When they act like a prat you wonder what’s your

part: do I overreact, sound usual, absorb it all

in practised silence, say something to clear the atmosphere,

what? We know what happens through mini-disasters,

we keep on going. But damage control is only

half the battle. The red swells up in its svelte way.

Never afraid of it, but you know it means

something else, alack: the day has been loose, hectic,

unsatisfactory. Apply elastoplast on the washed area. 

 

Loose? Hectic? Unsatisfactory? Did you say that

on the spur of the moment cutting your thumb?

Actually so even-handed, and you have to be easy

to finish cooking anyway: exact litres, tablespoons

and minutes, serendipity of an extra flavour,

the art of the spicy aroma or lifting boiling

water off the heat. The outside goes quiet.
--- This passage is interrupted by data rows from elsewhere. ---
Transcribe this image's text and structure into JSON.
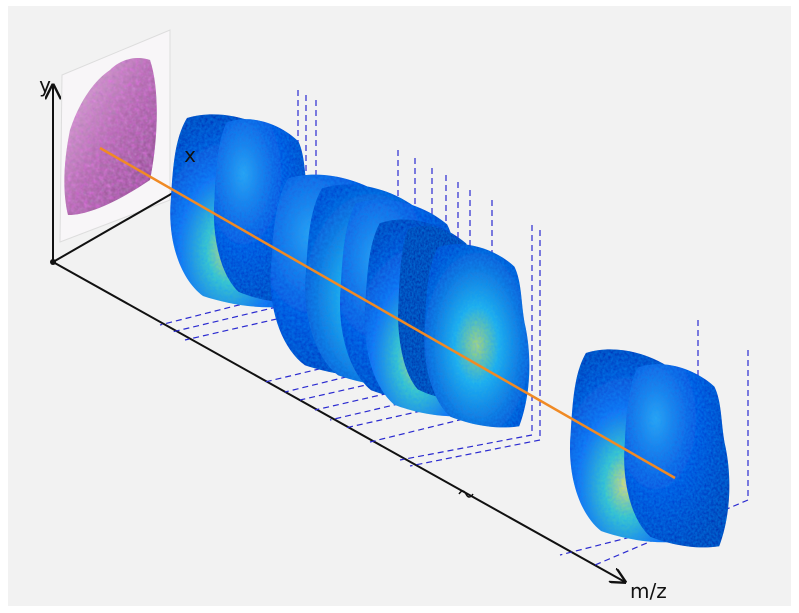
{
  "axes": {
    "y": "y",
    "x": "x",
    "z": "m/z"
  }
}
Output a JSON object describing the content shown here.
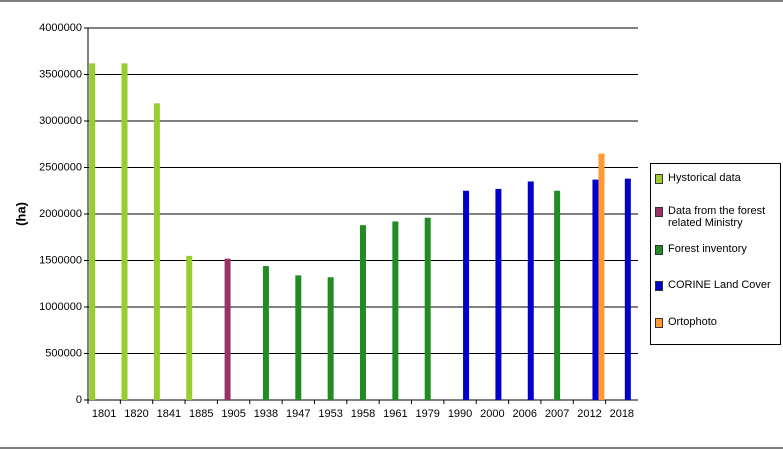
{
  "chart_data": {
    "type": "bar",
    "y_label": "(ha)",
    "categories": [
      "1801",
      "1820",
      "1841",
      "1885",
      "1905",
      "1938",
      "1947",
      "1953",
      "1958",
      "1961",
      "1979",
      "1990",
      "2000",
      "2006",
      "2007",
      "2012",
      "2018"
    ],
    "series": [
      {
        "name": "Hystorical data",
        "color": "#99cc33",
        "values": [
          3620000,
          3620000,
          3190000,
          1550000,
          null,
          null,
          null,
          null,
          null,
          null,
          null,
          null,
          null,
          null,
          null,
          null,
          null
        ]
      },
      {
        "name": "Data from the forest related Ministry",
        "color": "#993366",
        "values": [
          null,
          null,
          null,
          null,
          1520000,
          null,
          null,
          null,
          null,
          null,
          null,
          null,
          null,
          null,
          null,
          null,
          null
        ]
      },
      {
        "name": "Forest inventory",
        "color": "#238b23",
        "values": [
          null,
          null,
          null,
          null,
          null,
          1440000,
          1340000,
          1320000,
          1880000,
          1920000,
          1960000,
          null,
          null,
          null,
          2250000,
          null,
          null
        ]
      },
      {
        "name": "CORINE Land Cover",
        "color": "#0000cc",
        "values": [
          null,
          null,
          null,
          null,
          null,
          null,
          null,
          null,
          null,
          null,
          null,
          2250000,
          2270000,
          2350000,
          null,
          2370000,
          2380000
        ]
      },
      {
        "name": "Ortophoto",
        "color": "#ff9933",
        "values": [
          null,
          null,
          null,
          null,
          null,
          null,
          null,
          null,
          null,
          null,
          null,
          null,
          null,
          null,
          null,
          2650000,
          null
        ]
      }
    ],
    "ylim": [
      0,
      4000000
    ],
    "yticks": [
      0,
      500000,
      1000000,
      1500000,
      2000000,
      2500000,
      3000000,
      3500000,
      4000000
    ],
    "grid": true
  }
}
The gush heals of its own accord. The night cools,

No doubt an essential purpose of cool nights.

In its place, the sign of a ‘hot’ day: a red

stripe. In its place, steady breathing, ask me

to accept the forces not so aching blind.

The gauze bandage an alternate flesh colour for those

who eat too many oranges. A soft distraction

from a page of night-reading. Drifting mind

could escape all those bad moves, mistaken

accusations. Retract them, even.

You could be walking away like

a perfect hermit who has found sophia.